Roy played ok? He had a career night. Dude had 42 points on one of the best shooting nights of his career.

If he can play better than that, then hes ****ing Michael Jordan.

Come on...


----------



## mgb (Jun 26, 2004)

OneBadLT123 said:


> Roy played ok? He had a career night. Dude had 42 points on one of the best shooting nights of his career.
> 
> If he can play better than that, then hes ****ing Michael Jordan.
> 
> Come on...


I did a edit before I seen your post and changed it to played well and mainly to change LA to playing well too. Roy usually has more assists, but I guess I shouldn't be to harsh on him. 

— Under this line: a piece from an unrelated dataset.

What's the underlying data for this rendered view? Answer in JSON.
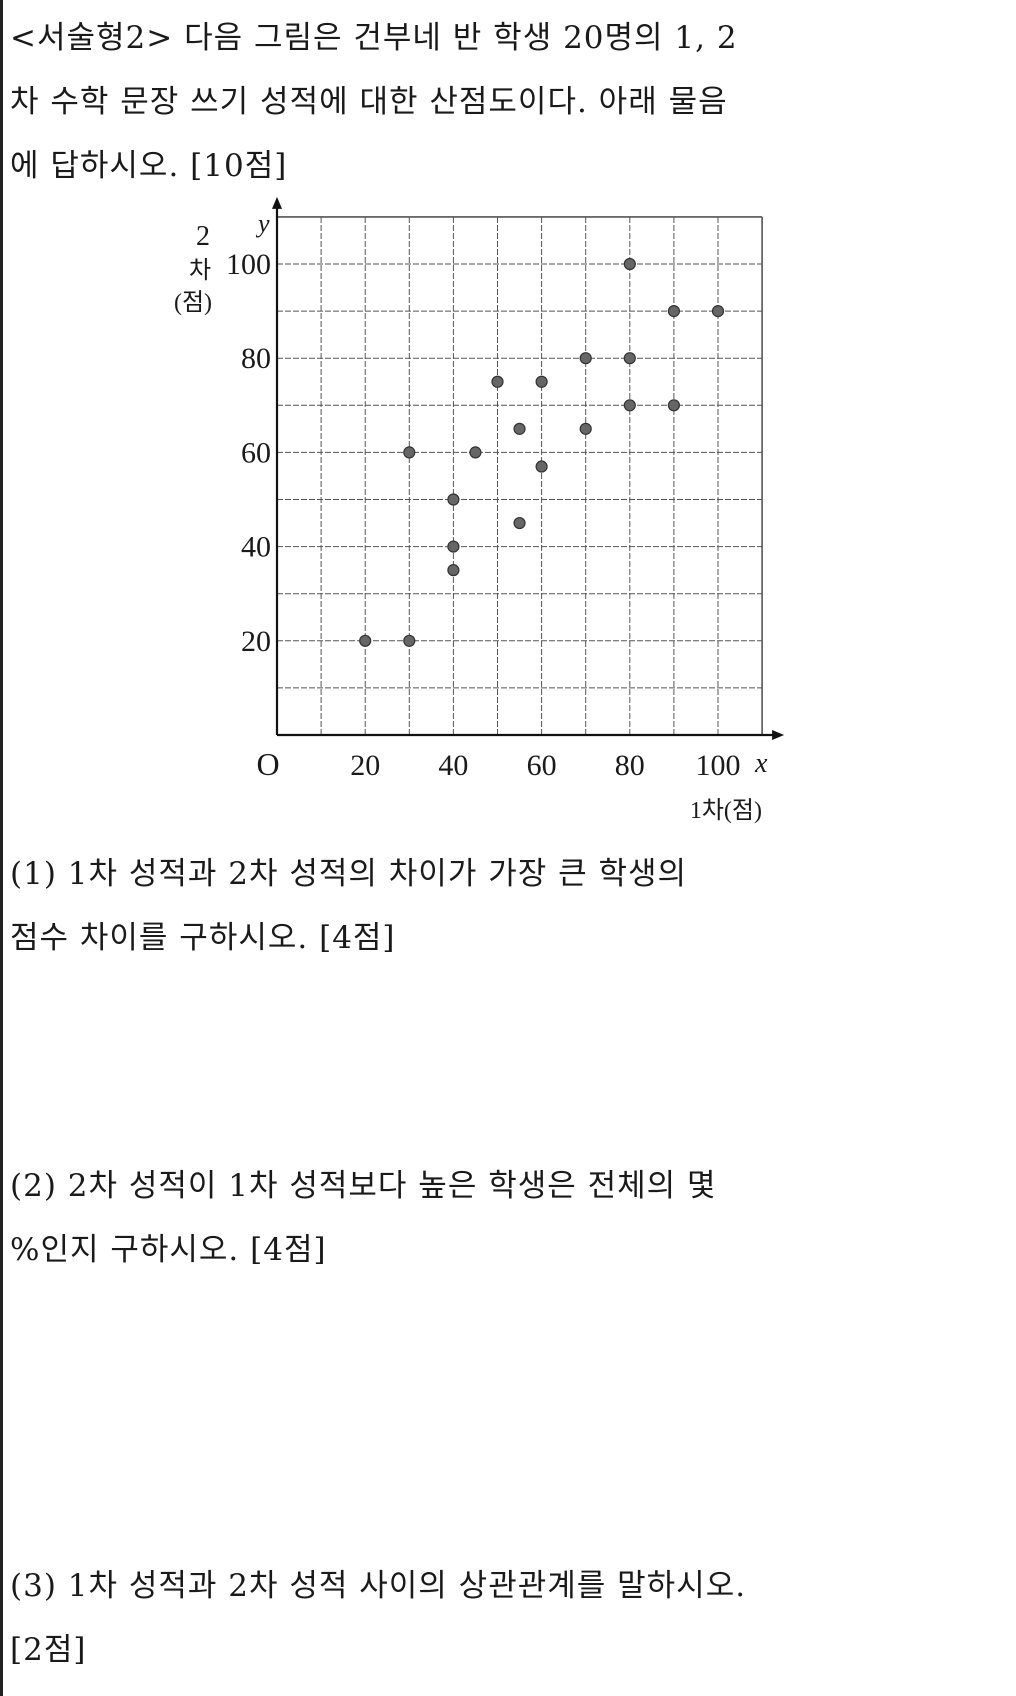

I didn't think anyone would be up so early and seen my post yet. I haven't went to bed yet.


----------



## Spaceman Spiff (Aug 2, 2006)

mgb said:


> If you think that's the best the Blazers can play you haven't watch the Blazers play much. While they played better than the first game, it's far from their best. Roy and LA played well, but the rest of the team needs to step up and hopefully will.
> 
> I always felt that usually a team is going to lose one at home in a series, what HCA gives you is that you only have to win one on the road instead of two. I'm looking for a split in Houston. IMO if the Blazers can pull off a win on the road the Rockets are going to start doubting themselves and self destruct.
> 
> ...


I expected the Blazers to come out and win this game with someone having a uber-game and it did happen. What I didn't expect is Yao to get less touches than a broke guy in a strip club. I fully expect us to establish Yao early and often like in Game 1 and play through him more. In this game we weathered the storm well up until it was winning time, then guys started trying to be a hero.

We also need to adjust defensively on pick and rolls involving Yao. I been saying that we should be running a man-zone with Battier and Artest on the perimeter covering any picks from Yao's man.


----------



## Cornholio (Feb 13, 2005)

> *Portland 107, Houston 103*
> 
> A raucous crowd (which included organic -- not spurred on by an electronic scoreboard display -- cheers), great announcing (Mike Barrett and Mike Rice might be homers sometimes, but they know the game; and they'll side with the opponents on a ref's call that can go either way), great players, a competitive contest ... pity it didn't get bigger exposure.
> 
> ...


BDL - Behind The Box Score


----------



## Legend-Like (Mar 25, 2006)

Even with all the BS calls, we should have made our free throws.


----------